Его внимание привлекали ощеренные, клыкастые пасти львов по углам массивного стола из черного дерева, хрустальная люстра с забавными висюльками, печь с причудливыми узорами изразцов, лепные украшения потолка.
По какому вопросу совещание, Василий не знал, собирались они часто, поэтому никаких догадок не строил.
Уездный уполномоченный Голиков сидел за своим столом и что-то писал; несмотря на жару, он был в суконной гимнастерке, застегнутой на все пуговицы. Изредка отрывался от документа и окидывал взглядом собравшихся, должно быть решая, не пора ли начинать.
Но вот он поднялся, одернул гимнастерку, поправил ремни.
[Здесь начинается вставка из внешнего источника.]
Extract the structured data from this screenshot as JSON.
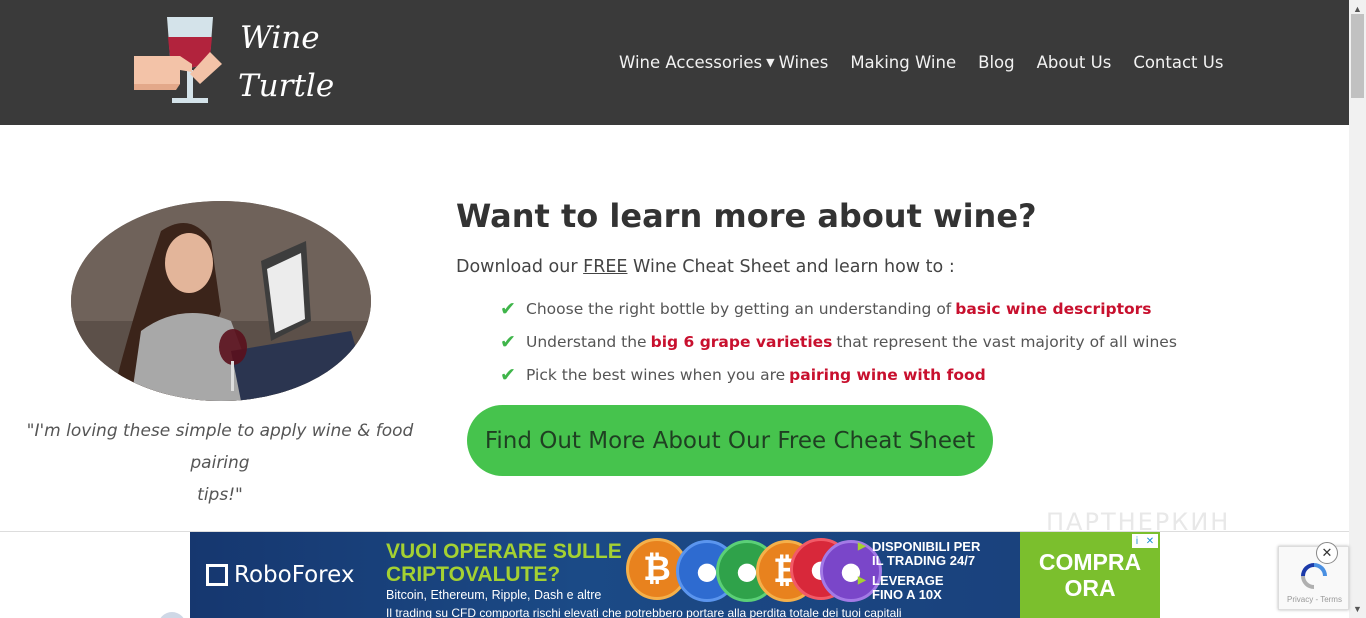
{
  "brand": {
    "logo_line1": "Wine",
    "logo_line2": "Turtle"
  },
  "nav": {
    "items": [
      {
        "label": "Wine Accessories",
        "has_dropdown": true
      },
      {
        "label": "Wines"
      },
      {
        "label": "Making Wine"
      },
      {
        "label": "Blog"
      },
      {
        "label": "About Us"
      },
      {
        "label": "Contact Us"
      }
    ]
  },
  "hero": {
    "testimonial_line1": "\"I'm loving these simple to apply wine & food pairing",
    "testimonial_line2": "tips!\"",
    "headline": "Want to learn more about wine?",
    "intro_pre": "Download our",
    "intro_free": "FREE",
    "intro_post": "Wine Cheat Sheet and learn how to :",
    "bullets": [
      {
        "pre": "Choose the right bottle by getting an understanding of",
        "highlight": "basic wine descriptors",
        "post": ""
      },
      {
        "pre": "Understand the",
        "highlight": "big 6 grape varieties",
        "post": "that represent the vast majority of all wines"
      },
      {
        "pre": "Pick the best wines when you are",
        "highlight": "pairing wine with food",
        "post": ""
      }
    ],
    "cta_label": "Find Out More About Our Free Cheat Sheet"
  },
  "watermark": "ПАРТНЕРКИН",
  "ad": {
    "brand": "RoboForex",
    "headline_line1": "VUOI OPERARE SULLE",
    "headline_line2": "CRIPTOVALUTE?",
    "subline": "Bitcoin, Ethereum, Ripple, Dash e altre",
    "disclaimer": "Il trading su CFD comporta rischi elevati che potrebbero portare alla perdita totale dei tuoi capitali",
    "right_line1": "DISPONIBILI PER",
    "right_line2": "IL TRADING 24/7",
    "right_line3": "LEVERAGE",
    "right_line4": "FINO A 10X",
    "buy_line1": "COMPRA",
    "buy_line2": "ORA",
    "info_i": "i",
    "info_x": "✕"
  },
  "recaptcha": {
    "footer": "Privacy - Terms"
  },
  "colors": {
    "header_bg": "#3a3a3a",
    "accent_red": "#c8102e",
    "cta_green": "#46c34d",
    "check_green": "#3fb54a"
  }
}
— Прошу внимания, товарищи! Я созвал вас по необычному поводу. За последнюю неделю в уезде зарегистрировано шестьдесят четыре случая заболевания тифом и два случая — холерой, умерло семь человек. Эпидемия быстро распространяется, одна из причин — слабый карантин. Призывы врачей на этот счет остаются гласом вопиющего в пустыне: население не осознает возникшей опасности. Уисполком принял решение, обязывающее нас активно включиться в это дело, в частности осуществлять строжайший контроль за соблюдением условий карантина…
Далее Голиков говорил о том, что нужно надежно перекрыть дороги между благополучными и неблагополучными населенными пунктами; всеми имеющимися в их распоряжении средствами контролировать соблюдение карантина в городе, остановился на других необходимых мероприятиях.
— А борьбу с бандитизмом можно временно прекратить? — спросил Тарасов, усмехнувшись.
— Разумеется, нет, — серьезно ответил Голиков, не замечая усмешки или не реагируя на нее.
— К сожалению, в сутках всего двадцать четыре часа! — бросил кто-то из заднего ряда.
— Работайте двадцать шесть часов: на час раньше вставайте и на час позже ложитесь. — Голиков улыбнулся: он любил и понимал острое словцо.
Затем сотрудники рассказали о своем участии в административном и медико-санитарном карантине, выступили с конкретными предложениями.
— Я думаю, Дмитрий Николаевич пошутил, говоря о прекращении борьбы с бандитизмом, — сказал Прошин, поглядывая в сторону Тарасова. — Каждый из нас имеет немалые возможности, надо умело использовать оперативные средства, мобилизовать актив… А бандитизм — эту опасную чуму — ликвидировать можем только мы. Пока Недосекин гуляет по нашей земле, нам не видать покоя…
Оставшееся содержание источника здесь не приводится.